Feito em 1923, quando o som ainda não havia chegado às telas, o filme é um documentário de cerca de uma hora em que imagens de chimangos e maragatos intercalam-se nas telas, pontuadas por uma série de intertítulos - como são chamados, por assim dizer, os cartazes exibidos no cinema mudo para explicar a cena ou dar voz aos personagens - que identificam personalidades históricas da revolução, como o chimango Firmino de Paula e o maragato Honório Lemos, além do ministro da guerra Setembrino de Carvalho, responsável por mediar o Tratado de Pedras Altas, que selou a paz ao fim do confronto. Não há registro de combates, mas é possível verificar que as colunas reuniam centenas e centenas de combatentes de lado a lado. “A coisa mais legal são os lanceiros a cavalo.

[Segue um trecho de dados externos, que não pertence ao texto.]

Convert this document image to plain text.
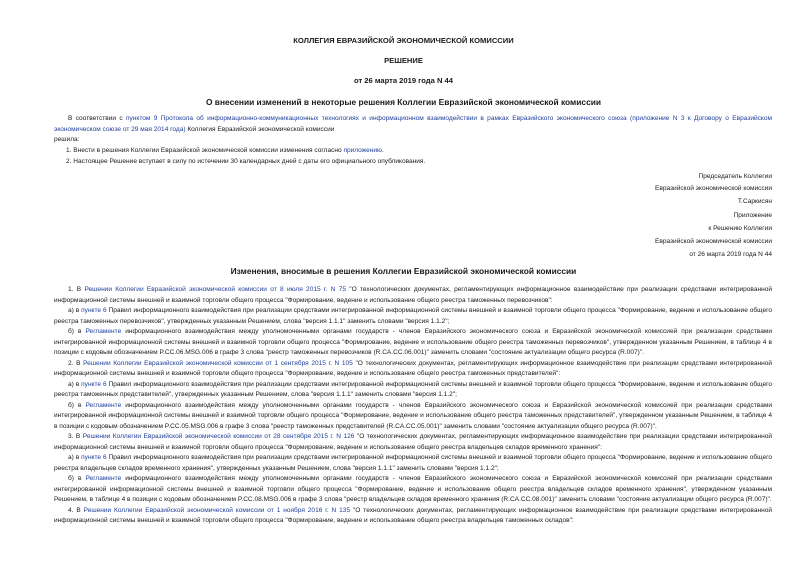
КОЛЛЕГИЯ ЕВРАЗИЙСКОЙ ЭКОНОМИЧЕСКОЙ КОМИССИИ
РЕШЕНИЕ
от 26 марта 2019 года N 44
О внесении изменений в некоторые решения Коллегии Евразийской экономической комиссии
В соответствии с пунктом 9 Протокола об информационно-коммуникационных технологиях и информационном взаимодействии в рамках Евразийского экономического союза (приложение N 3 к Договору о Евразийском экономическом союзе от 29 мая 2014 года) Коллегия Евразийской экономической комиссии
решила:
1. Внести в решения Коллегии Евразийской экономической комиссии изменения согласно приложению.
2. Настоящее Решение вступает в силу по истечении 30 календарных дней с даты его официального опубликования.
Председатель Коллегии
Евразийской экономической комиссии
Т.Саркисян
Приложение
к Решению Коллегии
Евразийской экономической комиссии
от 26 марта 2019 года N 44
Изменения, вносимые в решения Коллегии Евразийской экономической комиссии

1. В Решении Коллегии Евразийской экономической комиссии от 8 июля 2015 г. N 75 "О технологических документах, регламентирующих информационное взаимодействие при реализации средствами интегрированной информационной системы внешней и взаимной торговли общего процесса "Формирование, ведение и использование общего реестра таможенных перевозчиков":

а) в пункте 6 Правил информационного взаимодействия при реализации средствами интегрированной информационной системы внешней и взаимной торговли общего процесса "Формирование, ведение и использование общего реестра таможенных перевозчиков", утвержденных указанным Решением, слова "версия 1.1.1" заменить словами "версия 1.1.2";

б) в Регламенте информационного взаимодействия между уполномоченными органами государств - членов Евразийского экономического союза и Евразийской экономической комиссией при реализации средствами интегрированной информационной системы внешней и взаимной торговли общего процесса "Формирование, ведение и использование общего реестра таможенных перевозчиков", утвержденном указанным Решением, в таблице 4 в позиции с кодовым обозначением P.CC.06.MSG.006 в графе 3 слова "реестр таможенных перевозчиков (R.CA.CC.06.001)" заменить словами "состояние актуализации общего ресурса (R.007)".

2. В Решении Коллегии Евразийской экономической комиссии от 1 сентября 2015 г. N 105 "О технологических документах, регламентирующих информационное взаимодействие при реализации средствами интегрированной информационной системы внешней и взаимной торговли общего процесса "Формирование, ведение и использование общего реестра таможенных представителей":

а) в пункте 6 Правил информационного взаимодействия при реализации средствами интегрированной информационной системы внешней и взаимной торговли общего процесса "Формирование, ведение и использование общего реестра таможенных представителей", утвержденных указанным Решением, слова "версия 1.1.1" заменить словами "версия 1.1.2";

б) в Регламенте информационного взаимодействия между уполномоченными органами государств - членов Евразийского экономического союза и Евразийской экономической комиссией при реализации средствами интегрированной информационной системы внешней и взаимной торговли общего процесса "Формирование, ведение и использование общего реестра таможенных представителей", утвержденном указанным Решением, в таблице 4 в позиции с кодовым обозначением P.CC.05.MSG.006 в графе 3 слова "реестр таможенных представителей (R.CA.CC.05.001)" заменить словами "состояние актуализации общего ресурса (R.007)".

3. В Решении Коллегии Евразийской экономической комиссии от 28 сентября 2015 г. N 126 "О технологических документах, регламентирующих информационное взаимодействие при реализации средствами интегрированной информационной системы внешней и взаимной торговли общего процесса "Формирование, ведение и использование общего реестра владельцев складов временного хранения":

а) в пункте 6 Правил информационного взаимодействия при реализации средствами интегрированной информационной системы внешней и взаимной торговли общего процесса "Формирование, ведение и использование общего реестра владельцев складов временного хранения", утвержденных указанным Решением, слова "версия 1.1.1" заменить словами "версия 1.1.2";

б) в Регламенте информационного взаимодействия между уполномоченными органами государств - членов Евразийского экономического союза и Евразийской экономической комиссией при реализации средствами интегрированной информационной системы внешней и взаимной торговли общего процесса "Формирование, ведение и использование общего реестра владельцев складов временного хранения", утвержденном указанным Решением, в таблице 4 в позиции с кодовым обозначением P.CC.08.MSG.006 в графе 3 слова "реестр владельцев складов временного хранения (R.CA.CC.08.001)" заменить словами "состояние актуализации общего ресурса (R.007)".

4. В Решении Коллегии Евразийской экономической комиссии от 1 ноября 2016 г. N 135 "О технологических документах, регламентирующих информационное взаимодействие при реализации средствами интегрированной информационной системы внешней и взаимной торговли общего процесса "Формирование, ведение и использование общего реестра владельцев таможенных складов":
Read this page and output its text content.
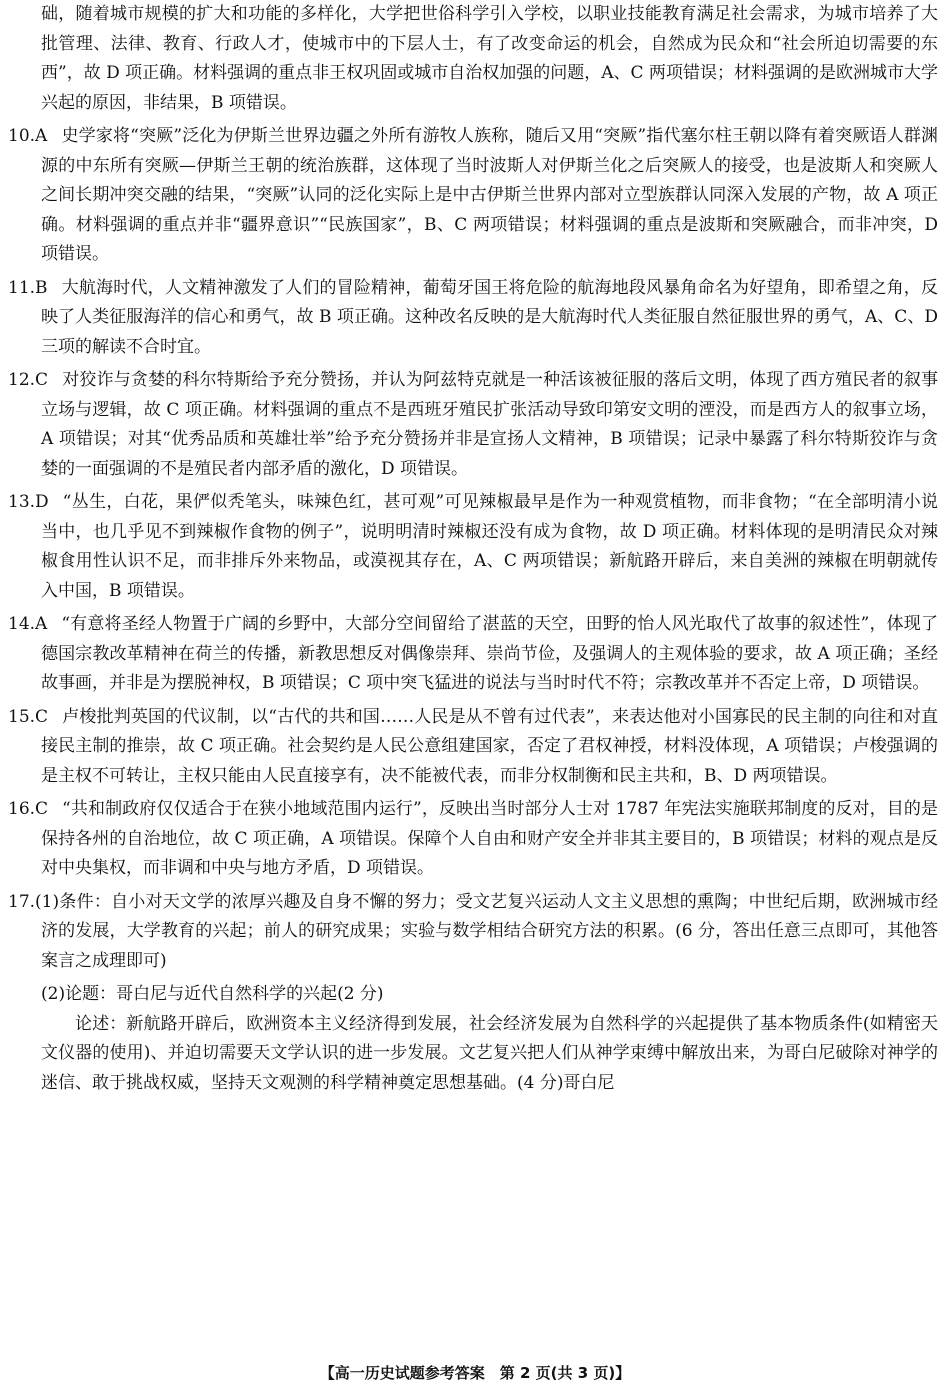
础，随着城市规模的扩大和功能的多样化，大学把世俗科学引入学校，以职业技能教育满足社会需求，为城市培养了大批管理、法律、教育、行政人才，使城市中的下层人士，有了改变命运的机会，自然成为民众和“社会所迫切需要的东西”，故 D 项正确。材料强调的重点非王权巩固或城市自治权加强的问题，A、C 两项错误；材料强调的是欧洲城市大学兴起的原因，非结果，B 项错误。

10.A 史学家将“突厥”泛化为伊斯兰世界边疆之外所有游牧人族称，随后又用“突厥”指代塞尔柱王朝以降有着突厥语人群渊源的中东所有突厥—伊斯兰王朝的统治族群，这体现了当时波斯人对伊斯兰化之后突厥人的接受，也是波斯人和突厥人之间长期冲突交融的结果，“突厥”认同的泛化实际上是中古伊斯兰世界内部对立型族群认同深入发展的产物，故 A 项正确。材料强调的重点并非“疆界意识”“民族国家”，B、C 两项错误；材料强调的重点是波斯和突厥融合，而非冲突，D 项错误。

11.B 大航海时代，人文精神激发了人们的冒险精神，葡萄牙国王将危险的航海地段风暴角命名为好望角，即希望之角，反映了人类征服海洋的信心和勇气，故 B 项正确。这种改名反映的是大航海时代人类征服自然征服世界的勇气，A、C、D 三项的解读不合时宜。

12.C 对狡诈与贪婪的科尔特斯给予充分赞扬，并认为阿兹特克就是一种活该被征服的落后文明，体现了西方殖民者的叙事立场与逻辑，故 C 项正确。材料强调的重点不是西班牙殖民扩张活动导致印第安文明的湮没，而是西方人的叙事立场，A 项错误；对其“优秀品质和英雄壮举”给予充分赞扬并非是宣扬人文精神，B 项错误；记录中暴露了科尔特斯狡诈与贪婪的一面强调的不是殖民者内部矛盾的激化，D 项错误。

13.D “丛生，白花，果俨似秃笔头，味辣色红，甚可观”可见辣椒最早是作为一种观赏植物，而非食物；“在全部明清小说当中，也几乎见不到辣椒作食物的例子”，说明明清时辣椒还没有成为食物，故 D 项正确。材料体现的是明清民众对辣椒食用性认识不足，而非排斥外来物品，或漠视其存在，A、C 两项错误；新航路开辟后，来自美洲的辣椒在明朝就传入中国，B 项错误。

14.A “有意将圣经人物置于广阔的乡野中，大部分空间留给了湛蓝的天空，田野的怡人风光取代了故事的叙述性”，体现了德国宗教改革精神在荷兰的传播，新教思想反对偶像崇拜、崇尚节俭，及强调人的主观体验的要求，故 A 项正确；圣经故事画，并非是为摆脱神权，B 项错误；C 项中突飞猛进的说法与当时时代不符；宗教改革并不否定上帝，D 项错误。

15.C 卢梭批判英国的代议制，以“古代的共和国……人民是从不曾有过代表”，来表达他对小国寡民的民主制的向往和对直接民主制的推崇，故 C 项正确。社会契约是人民公意组建国家，否定了君权神授，材料没体现，A 项错误；卢梭强调的是主权不可转让，主权只能由人民直接享有，决不能被代表，而非分权制衡和民主共和，B、D 两项错误。

16.C “共和制政府仅仅适合于在狭小地域范围内运行”，反映出当时部分人士对 1787 年宪法实施联邦制度的反对，目的是保持各州的自治地位，故 C 项正确，A 项错误。保障个人自由和财产安全并非其主要目的，B 项错误；材料的观点是反对中央集权，而非调和中央与地方矛盾，D 项错误。

17.(1)条件：自小对天文学的浓厚兴趣及自身不懈的努力；受文艺复兴运动人文主义思想的熏陶；中世纪后期，欧洲城市经济的发展，大学教育的兴起；前人的研究成果；实验与数学相结合研究方法的积累。(6 分，答出任意三点即可，其他答案言之成理即可)

(2)论题：哥白尼与近代自然科学的兴起(2 分)

论述：新航路开辟后，欧洲资本主义经济得到发展，社会经济发展为自然科学的兴起提供了基本物质条件(如精密天文仪器的使用)、并迫切需要天文学认识的进一步发展。文艺复兴把人们从神学束缚中解放出来，为哥白尼破除对神学的迷信、敢于挑战权威，坚持天文观测的科学精神奠定思想基础。(4 分)哥白尼

【高一历史试题参考答案　第 2 页(共 3 页)】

São uns planos bem bonitos que o diretor faz ali”, observa o pesquisador Glênio Póvoas, da Cinemateca Paulo Amorim e um dos responsáveis por manter viva a história do cinema gaúcho ao resgatar diversos dados como perdidos.

Os pesquisadores estimam que sequer dez cidades registraram a exibição de “Revolução no Rio Grande”. No Estado, há notícia de que chegou às telas de Passo Fundo, Santana do Livramento, Pelotas e Caxias do Sul, além de Porto Alegre. Um século depois, o fato de tão poucas pessoas terem visto o filme torna a película uma pedra ainda mais preciosa, como se guardasse segredos a que poucos tiveram acesso. Muito já se escreveu sobre a Revolução de 1923. Mas pouco, muito pouco, foi registrado em vídeo. Que dirá ter resistido aos 100 anos seguintes. É o caso, por exemplo, de “No Pampa Ensanguentado”, de 1924, do diretor Carlos Comelli. A produção também trazia diversas imagens da revolução, incluindo combates e o recebimento de munições pelas colunas. No entanto, perdeu-se no tempo e hoje é considerado desaparecido.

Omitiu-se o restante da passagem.